Windybrow Theatre’s Last Pro in Yeoville promises so much and yet delivers so little.
The play, written by Martin Koboekae, is set in a Yeoville flat overlooking a street frequented by pimps, prostitutes and drug dealers, in other words, people who live outside the strictures of mainstream “morality”.
The stage is tastefully decorated with artistic props: the lounge area has a trumpet, books, paint, brushes and a canvas; the bedroom has a bed and bookshelf. The production features Billy (Seputla Sepogodi), Poiho (Lunga John Radebe) and Camellia (Onida Cowan). Billy, formerly a writer, is now a painter; he shares his flat with Poiho, a trumpeter.
One night as the two housemates stand by the balcony looking down on the menacing streets below — Billy sipping his whisky and Poiho smoking a joint — they see a white prostitute on the prowl.
That provides an opening for them to talk about the attraction of the white woman to the black man. It’s the usual stuff, you know, nothing particularly penetrating, about how the black man fantasises about the white woman.
Never getting past first gear
As Billy has been commissioned to do a nude portrait of a white woman, he immediately sees a professional need for Camellia. He invites her to pose, for a fee, of course. Although the play promises to titillate and tantalise because of its themes and props (interracial relationships, prostitute a trumpet, a writer and writing, a painter, a bed etc), it really fails to take off. As I sat there watching, I remembered the man in the saying with the Ferrari that he only drives in first gear.

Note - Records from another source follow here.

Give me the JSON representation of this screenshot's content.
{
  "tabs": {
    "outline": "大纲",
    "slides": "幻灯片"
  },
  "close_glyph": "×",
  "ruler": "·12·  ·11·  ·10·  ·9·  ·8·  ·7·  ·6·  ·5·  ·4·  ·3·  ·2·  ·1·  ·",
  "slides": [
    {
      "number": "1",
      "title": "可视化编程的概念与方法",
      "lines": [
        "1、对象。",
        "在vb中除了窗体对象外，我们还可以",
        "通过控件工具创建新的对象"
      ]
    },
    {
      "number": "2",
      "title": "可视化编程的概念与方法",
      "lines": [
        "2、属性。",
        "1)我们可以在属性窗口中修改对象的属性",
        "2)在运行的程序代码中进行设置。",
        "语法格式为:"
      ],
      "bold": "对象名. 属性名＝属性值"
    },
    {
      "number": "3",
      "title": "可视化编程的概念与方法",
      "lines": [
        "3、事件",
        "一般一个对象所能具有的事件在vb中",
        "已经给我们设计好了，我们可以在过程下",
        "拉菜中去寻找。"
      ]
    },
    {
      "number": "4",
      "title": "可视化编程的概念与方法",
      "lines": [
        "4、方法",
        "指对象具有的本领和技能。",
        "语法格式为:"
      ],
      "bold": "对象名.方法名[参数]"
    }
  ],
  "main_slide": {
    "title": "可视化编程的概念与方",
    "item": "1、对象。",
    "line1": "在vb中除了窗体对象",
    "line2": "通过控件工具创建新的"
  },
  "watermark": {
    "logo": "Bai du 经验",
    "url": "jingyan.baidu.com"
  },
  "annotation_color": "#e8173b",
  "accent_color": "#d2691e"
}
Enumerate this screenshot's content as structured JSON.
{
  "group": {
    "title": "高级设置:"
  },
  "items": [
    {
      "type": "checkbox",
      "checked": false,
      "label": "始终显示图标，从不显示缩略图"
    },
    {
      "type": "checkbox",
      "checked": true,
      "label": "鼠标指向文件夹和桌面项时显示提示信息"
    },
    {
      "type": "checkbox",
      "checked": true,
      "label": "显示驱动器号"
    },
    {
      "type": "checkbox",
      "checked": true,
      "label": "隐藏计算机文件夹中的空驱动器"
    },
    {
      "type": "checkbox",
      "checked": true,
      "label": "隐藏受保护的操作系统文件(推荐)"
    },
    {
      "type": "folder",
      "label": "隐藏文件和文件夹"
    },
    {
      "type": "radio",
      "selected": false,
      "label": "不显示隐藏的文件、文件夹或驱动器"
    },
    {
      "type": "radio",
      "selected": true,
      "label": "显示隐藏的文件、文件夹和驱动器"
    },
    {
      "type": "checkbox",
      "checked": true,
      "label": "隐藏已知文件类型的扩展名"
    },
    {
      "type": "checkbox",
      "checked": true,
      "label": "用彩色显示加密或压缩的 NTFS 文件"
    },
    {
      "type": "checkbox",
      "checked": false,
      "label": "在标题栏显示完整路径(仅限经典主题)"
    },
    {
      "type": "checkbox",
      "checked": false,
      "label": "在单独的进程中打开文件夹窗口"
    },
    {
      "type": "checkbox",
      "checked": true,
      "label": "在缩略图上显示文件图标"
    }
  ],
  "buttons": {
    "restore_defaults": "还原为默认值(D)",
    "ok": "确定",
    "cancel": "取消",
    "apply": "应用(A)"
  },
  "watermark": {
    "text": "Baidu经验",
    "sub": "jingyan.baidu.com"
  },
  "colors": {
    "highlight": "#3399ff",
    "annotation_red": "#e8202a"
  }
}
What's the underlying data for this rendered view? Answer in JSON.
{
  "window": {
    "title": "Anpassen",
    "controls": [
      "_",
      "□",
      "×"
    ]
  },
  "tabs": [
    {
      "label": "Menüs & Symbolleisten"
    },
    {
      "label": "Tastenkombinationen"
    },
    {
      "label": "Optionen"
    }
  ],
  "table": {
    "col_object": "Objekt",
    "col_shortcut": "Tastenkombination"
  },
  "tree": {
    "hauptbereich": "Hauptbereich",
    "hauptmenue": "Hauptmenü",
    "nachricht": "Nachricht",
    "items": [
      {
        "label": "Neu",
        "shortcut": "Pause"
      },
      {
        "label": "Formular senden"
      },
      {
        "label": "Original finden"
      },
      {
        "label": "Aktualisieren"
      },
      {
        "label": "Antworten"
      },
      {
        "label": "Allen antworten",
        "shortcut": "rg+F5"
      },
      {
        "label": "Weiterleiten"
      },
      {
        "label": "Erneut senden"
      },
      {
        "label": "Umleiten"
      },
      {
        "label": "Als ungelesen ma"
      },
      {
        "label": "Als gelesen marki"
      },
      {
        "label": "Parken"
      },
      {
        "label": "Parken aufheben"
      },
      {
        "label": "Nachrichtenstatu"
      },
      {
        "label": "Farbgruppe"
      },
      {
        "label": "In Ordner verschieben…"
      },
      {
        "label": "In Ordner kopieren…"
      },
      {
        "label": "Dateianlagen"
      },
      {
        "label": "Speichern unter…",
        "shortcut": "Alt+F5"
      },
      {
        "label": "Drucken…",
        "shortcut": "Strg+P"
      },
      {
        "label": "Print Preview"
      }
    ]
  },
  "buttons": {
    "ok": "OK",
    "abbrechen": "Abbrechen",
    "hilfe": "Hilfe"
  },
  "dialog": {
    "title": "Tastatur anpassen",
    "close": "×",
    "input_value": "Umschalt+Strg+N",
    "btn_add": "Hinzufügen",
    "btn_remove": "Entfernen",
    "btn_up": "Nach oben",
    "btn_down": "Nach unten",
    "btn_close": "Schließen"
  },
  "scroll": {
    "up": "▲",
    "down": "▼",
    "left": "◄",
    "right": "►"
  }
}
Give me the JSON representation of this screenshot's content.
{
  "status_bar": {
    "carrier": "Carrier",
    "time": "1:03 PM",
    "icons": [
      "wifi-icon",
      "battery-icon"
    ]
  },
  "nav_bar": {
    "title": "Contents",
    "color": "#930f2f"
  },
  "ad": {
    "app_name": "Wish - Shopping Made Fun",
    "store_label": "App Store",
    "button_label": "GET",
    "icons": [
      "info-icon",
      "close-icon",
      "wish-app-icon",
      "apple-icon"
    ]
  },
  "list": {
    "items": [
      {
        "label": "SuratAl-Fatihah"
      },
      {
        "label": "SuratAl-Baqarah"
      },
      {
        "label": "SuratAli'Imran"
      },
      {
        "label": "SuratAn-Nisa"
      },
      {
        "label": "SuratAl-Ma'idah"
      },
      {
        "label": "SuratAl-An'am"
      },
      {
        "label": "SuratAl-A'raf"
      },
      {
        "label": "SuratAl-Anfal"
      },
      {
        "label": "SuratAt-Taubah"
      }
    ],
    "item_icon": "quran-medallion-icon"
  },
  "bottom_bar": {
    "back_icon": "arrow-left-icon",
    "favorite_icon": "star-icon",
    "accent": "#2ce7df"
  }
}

The play’s dialogue is luxuriant when sometimes it needed to be restrained, the acting rather flaccid when it needed to be punchier and the movement rather too rehearsed when at times it had to be spontaneous. Poiho’s playing never really moves beyond the first note, and after a while the bombast in Billy’s language becomes tiring (perhaps it was deliberate). The play’s redemption is Camellia, whose sad story infuses the production with history, feeling and raw emotion.
Despite all these flaws, the play is worth checking out because of what it’s saying about the offspring of interracial relationships. If you want to know a truth about a nation, look closely at how it treats its “bastards”.